Cette jeune femme a porté en elle avec fierté, amour, parfois inquiétude le produit de cette union, de leur union. Elle l'a bercé, choyé avec tendresse, annihilant ses peurs, "la chair de sa chair", le guidant pas à pas pour devenir "petit d'homme". Dans son éducation bien sûr l'homme est présent, c'est la sagesse, le confort, le conseil, l'arbre où se mettre à l'abri des tempêtes juvéniles, le modèle, le tuteur auquel se cramponner. La mère c'est le refuge des peines, des soucis, la compréhension, le réconfort, le pardon, la consolation, ... la rédemption.

Une anecdote : C'était la "guerre". Une nuit qui a mal tourné pour la petite équipe, cinq hommes, retour de patrouille. L'embuscade fut brutale, brève, absurde. Perdus dans l'obscurité et les éboulis deux blessés. En contrebas la masse noire des feuillus s'engorge dans l'oued. Imposante. Oppressante
Les hélicos "evasan" ne peuvent approcher, la nuit est trop dense et le terrain trop escarpé. Il faut attendre l'aube.
Une balle dans l'aine, allongé contre un rocher, ce gamin de 20 ans a tiré contre lui son camarade plus gravement touché, la tête contre sa poitrine, le réconfortant, sa blessure est vilaine, plaie au ventre. La tenue de combat boit à plus soif son sang. Sa vie s'écoule par cette plaie béante... morphine après morphine le délire s'installe et le conduit au repos des souffrances.
Pas un instant de cette longue nuit il ne cessera de parler de sa mère, la réclamant avec insistance, implorant son pardon pour des fautes bénignes dont il s'accuse, de n'avoir pas été un enfant obéissant, il la veut près de lui, contre lui, pour lui dire combien son coeur s'ouvre à elle, combien il l'aime.
Cette nuit d'enfer son camarade, malgré la douleur de sa blessure, le serra contre lui, passant maladroitement ses mains qu'il voulait rassurantes sur son visage, essayant de mettre un substitut à cette douleur encore plus grande qu'est l'absence de l'être le plus indispensable à l'heure des grandes peurs, du grand passage.
Au petit matin l'evasan (évacuation sanitaire par hélicoptère) l'évacua vers l'hôpital du secteur. A son arrivée il avait rendu son âme à Dieu. Mais sa prière durant cette infernale nuit fut pour sa Mère, sans relâche, englobant son désespoir, sa peur, sa douleur, sa détresse, ses larmes.

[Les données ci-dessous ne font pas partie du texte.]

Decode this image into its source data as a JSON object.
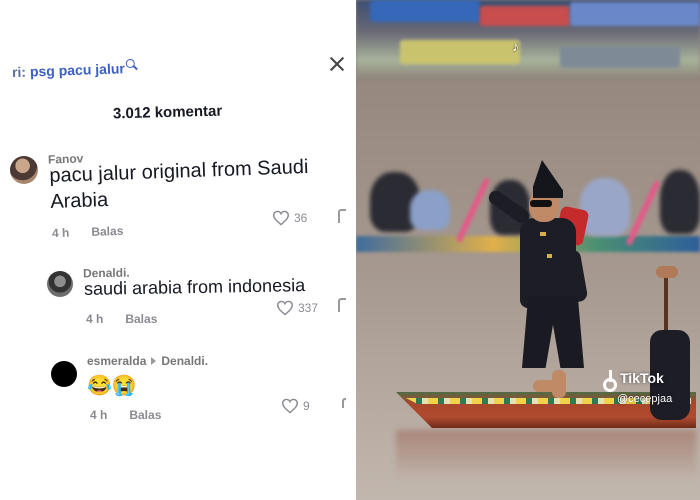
{
  "comments_panel": {
    "search_prefix": "ri:",
    "search_query": "psg pacu jalur",
    "comment_count": "3.012 komentar",
    "comments": [
      {
        "username": "Fanov",
        "line1": "pacu jalur original from Saudi",
        "line2": "Arabia",
        "time": "4 h",
        "reply_label": "Balas",
        "likes": "36"
      },
      {
        "username": "Denaldi.",
        "line1": "saudi arabia from indonesia",
        "time": "4 h",
        "reply_label": "Balas",
        "likes": "337"
      },
      {
        "username": "esmeralda",
        "reply_to": "Denaldi.",
        "line1": "😂😭",
        "time": "4 h",
        "reply_label": "Balas",
        "likes": "9"
      }
    ]
  },
  "video": {
    "watermark_brand": "TikTok",
    "watermark_user": "@cecepjaa"
  },
  "colors": {
    "search_query": "#3d5fc2",
    "muted_text": "#8a8b91",
    "primary_text": "#161823"
  },
  "icons": [
    "search-icon",
    "close-icon",
    "heart-icon",
    "tiktok-logo-icon"
  ]
}
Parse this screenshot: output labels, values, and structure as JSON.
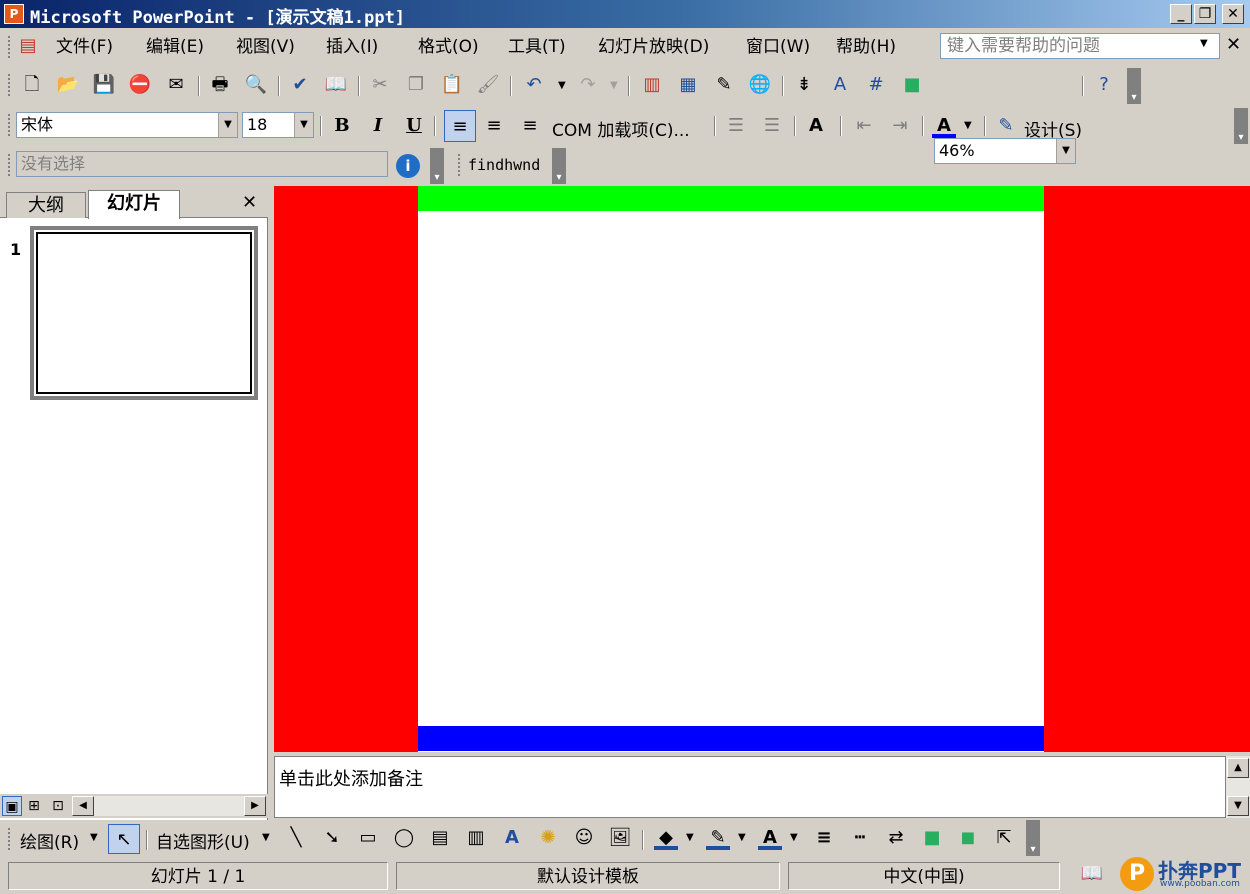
{
  "window": {
    "title": "Microsoft PowerPoint - [演示文稿1.ppt]",
    "minimize_label": "_",
    "restore_label": "❐",
    "close_label": "✕"
  },
  "menu": {
    "items": [
      "文件(F)",
      "编辑(E)",
      "视图(V)",
      "插入(I)",
      "格式(O)",
      "工具(T)",
      "幻灯片放映(D)",
      "窗口(W)",
      "帮助(H)"
    ],
    "help_placeholder": "键入需要帮助的问题",
    "close_label": "✕"
  },
  "standard_toolbar": {
    "zoom": "46%"
  },
  "formatting_toolbar": {
    "font": "宋体",
    "size": "18",
    "bold": "B",
    "italic": "I",
    "underline": "U",
    "com_label": "COM 加载项(C)...",
    "design_label": "设计(S)"
  },
  "selection_bar": {
    "placeholder": "没有选择",
    "findhwnd_label": "findhwnd"
  },
  "left_panel": {
    "tab_outline": "大纲",
    "tab_slides": "幻灯片",
    "close_label": "✕",
    "slide_number": "1"
  },
  "slide": {
    "background_color": "#ff0000",
    "top_band_color": "#00ff00",
    "bottom_band_color": "#0000ff"
  },
  "notes": {
    "placeholder": "单击此处添加备注"
  },
  "drawing_toolbar": {
    "draw_label": "绘图(R)",
    "autoshapes_label": "自选图形(U)"
  },
  "statusbar": {
    "slide_count": "幻灯片 1 / 1",
    "template": "默认设计模板",
    "language": "中文(中国)"
  },
  "logo": {
    "text": "扑奔PPT",
    "url": "www.pooban.com"
  }
}
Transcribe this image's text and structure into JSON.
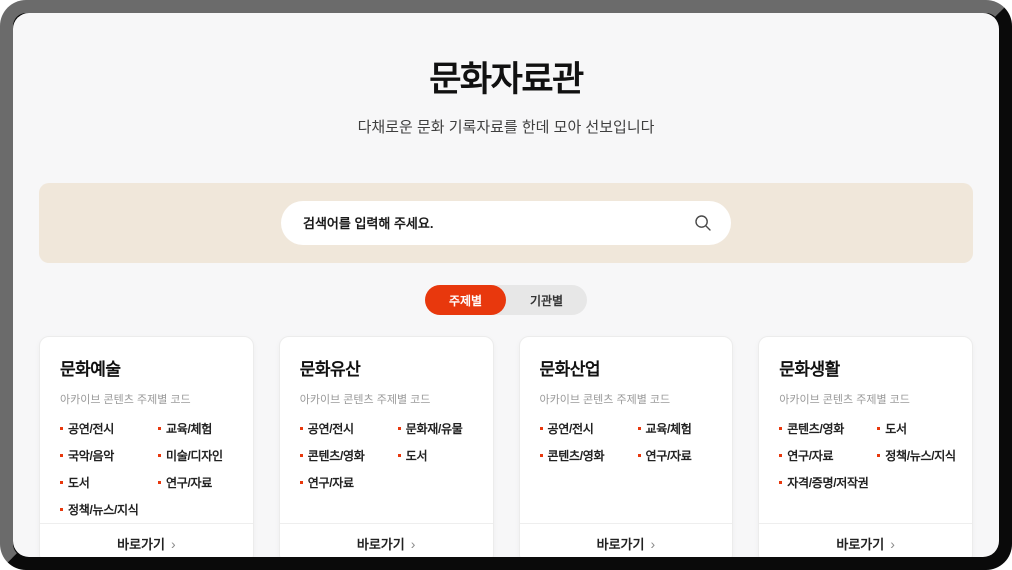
{
  "page": {
    "title": "문화자료관",
    "subtitle": "다채로운 문화 기록자료를 한데 모아 선보입니다"
  },
  "search": {
    "placeholder": "검색어를 입력해 주세요."
  },
  "tabs": [
    {
      "label": "주제별",
      "active": true
    },
    {
      "label": "기관별",
      "active": false
    }
  ],
  "colors": {
    "accent": "#e8380d",
    "search_section_bg": "#f0e7da",
    "page_bg": "#f7f7f8"
  },
  "cta_chevron": "›",
  "cards": [
    {
      "title": "문화예술",
      "code_label": "아카이브 콘텐츠 주제별 코드",
      "columns": [
        [
          "공연/전시",
          "국악/음악",
          "도서",
          "정책/뉴스/지식"
        ],
        [
          "교육/체험",
          "미술/디자인",
          "연구/자료"
        ]
      ],
      "cta": "바로가기"
    },
    {
      "title": "문화유산",
      "code_label": "아카이브 콘텐츠 주제별 코드",
      "columns": [
        [
          "공연/전시",
          "콘텐츠/영화",
          "연구/자료"
        ],
        [
          "문화재/유물",
          "도서"
        ]
      ],
      "cta": "바로가기"
    },
    {
      "title": "문화산업",
      "code_label": "아카이브 콘텐츠 주제별 코드",
      "columns": [
        [
          "공연/전시",
          "콘텐츠/영화"
        ],
        [
          "교육/체험",
          "연구/자료"
        ]
      ],
      "cta": "바로가기"
    },
    {
      "title": "문화생활",
      "code_label": "아카이브 콘텐츠 주제별 코드",
      "columns": [
        [
          "콘텐츠/영화",
          "연구/자료",
          "자격/증명/저작권"
        ],
        [
          "도서",
          "정책/뉴스/지식"
        ]
      ],
      "cta": "바로가기"
    }
  ]
}
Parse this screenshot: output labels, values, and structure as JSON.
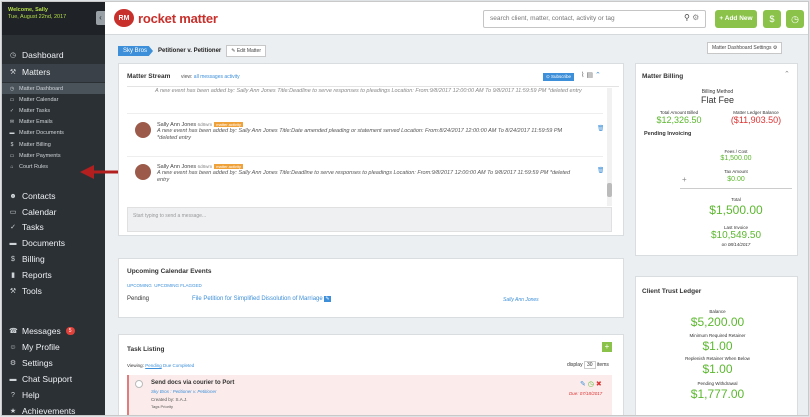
{
  "sidebar": {
    "welcome": "Welcome, Sally",
    "date": "Tue, August 22nd, 2017",
    "collapse_icon": "chevron-left-icon",
    "top_items": [
      {
        "label": "Dashboard",
        "icon": "clock-icon"
      },
      {
        "label": "Matters",
        "icon": "gavel-icon"
      }
    ],
    "matter_items": [
      {
        "label": "Matter Dashboard"
      },
      {
        "label": "Matter Calendar"
      },
      {
        "label": "Matter Tasks"
      },
      {
        "label": "Matter Emails"
      },
      {
        "label": "Matter Documents"
      },
      {
        "label": "Matter Billing"
      },
      {
        "label": "Matter Payments"
      },
      {
        "label": "Court Rules"
      }
    ],
    "main_items": [
      {
        "label": "Contacts"
      },
      {
        "label": "Calendar"
      },
      {
        "label": "Tasks"
      },
      {
        "label": "Documents"
      },
      {
        "label": "Billing"
      },
      {
        "label": "Reports"
      },
      {
        "label": "Tools"
      }
    ],
    "bottom_items": [
      {
        "label": "Messages"
      },
      {
        "label": "My Profile"
      },
      {
        "label": "Settings"
      },
      {
        "label": "Chat Support"
      },
      {
        "label": "Help"
      },
      {
        "label": "Achievements"
      }
    ],
    "messages_count": "5"
  },
  "top": {
    "logo": "rocket matter",
    "search_placeholder": "search client, matter, contact, activity or tag",
    "add_new": "+ Add New",
    "dollar": "$",
    "clock": "◷"
  },
  "crumb": {
    "client": "Sky Bros",
    "matter": "Petitioner v. Petitioner",
    "edit": "✎ Edit Matter",
    "settings": "Matter Dashboard Settings ⚙"
  },
  "stream": {
    "title": "Matter Stream",
    "view": "view:",
    "filters": [
      "all",
      "messages",
      "activity"
    ],
    "subscribe": "⊙ Subscribe",
    "top_text": "A new event has been added by: Sally Ann Jones Title:Deadline to serve responses to pleadings Location: From:9/8/2017 12:00:00 AM To 9/8/2017 11:59:59 PM *deleted entry",
    "messages": [
      {
        "name": "Sally Ann Jones",
        "time": "6d8wm",
        "tag": "matter activity",
        "text": "A new event has been added by: Sally Ann Jones Title:Date amended pleading or statement served Location: From:8/24/2017 12:00:00 AM To 8/24/2017 11:59:59 PM",
        "deleted": "*deleted entry"
      },
      {
        "name": "Sally Ann Jones",
        "time": "6d8wm",
        "tag": "matter activity",
        "text": "A new event has been added by: Sally Ann Jones Title:Deadline to serve responses to pleadings Location: From:9/8/2017 12:00:00 AM To 9/8/2017 11:59:59 PM *deleted",
        "deleted": "entry"
      }
    ],
    "input_placeholder": "Start typing to send a message..."
  },
  "calendar": {
    "title": "Upcoming Calendar Events",
    "tabs": [
      "UPCOMING",
      "UPCOMING FLAGGED"
    ],
    "status": "Pending",
    "event": "File Petition for Simplified Dissolution of Marriage",
    "person": "Sally Ann Jones"
  },
  "tasks": {
    "title": "Task Listing",
    "viewing": "Viewing:",
    "filters": [
      "Pending",
      "Due",
      "Completed"
    ],
    "display": "display",
    "count": "30",
    "items_label": "items",
    "task": {
      "title": "Send docs via courier to Port",
      "sub": "Sky Bros : Petitioner v. Petitioner",
      "created": "Created by: S.A.J.",
      "tags": "Tags Priority",
      "due": "Due: 07/18/2017"
    }
  },
  "billing": {
    "title": "Matter Billing",
    "method_label": "Billing Method",
    "method": "Flat Fee",
    "billed_label": "Total Amount Billed",
    "billed": "$12,326.50",
    "ledger_label": "Matter Ledger Balance",
    "ledger": "($11,903.50)",
    "pending_label": "Pending Invoicing",
    "fees_label": "Fees / Cost",
    "fees": "$1,500.00",
    "tax_label": "Tax Amount",
    "tax": "$0.00",
    "plus": "+",
    "total_label": "Total",
    "total": "$1,500.00",
    "last_label": "Last Invoice",
    "last": "$10,549.50",
    "last_date": "on 08/14/2017"
  },
  "trust": {
    "title": "Client Trust Ledger",
    "balance_label": "Balance",
    "balance": "$5,200.00",
    "min_label": "Minimum Required Retainer",
    "min": "$1.00",
    "replenish_label": "Replenish Retainer When Below",
    "replenish": "$1.00",
    "pending_label": "Pending Withdrawal",
    "pending": "$1,777.00"
  }
}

Mais surtout délivrant sa ferveur à la "Mère".
Il est des reflexes que l'on peut expliquer. Ils sont ce que la nature a de plus noble.
Cette raison de l'inconscient a des racines extrêmement profondes. Au seuil de la mort on ne peut qu'être sincère.

Quand vous aurez vécu cela, madame, ne parlez plus de sexisme dans l'emploi du mot MATERNELLE. La sémantique se fout des origines me direz-vous mais ne la provoquez pas au nom de je ne sais quelle avancée (terme que l'on emploie en général pour définir l'état d'un camembert) et convenez que la nature ne souffre d'approximation dans sa vérité originelle.
Et posez-vous cette question : quelle part, existe en nous, de la personne qui nous a conçu, porté en son corps et dont nous sommes en partie sa chair ?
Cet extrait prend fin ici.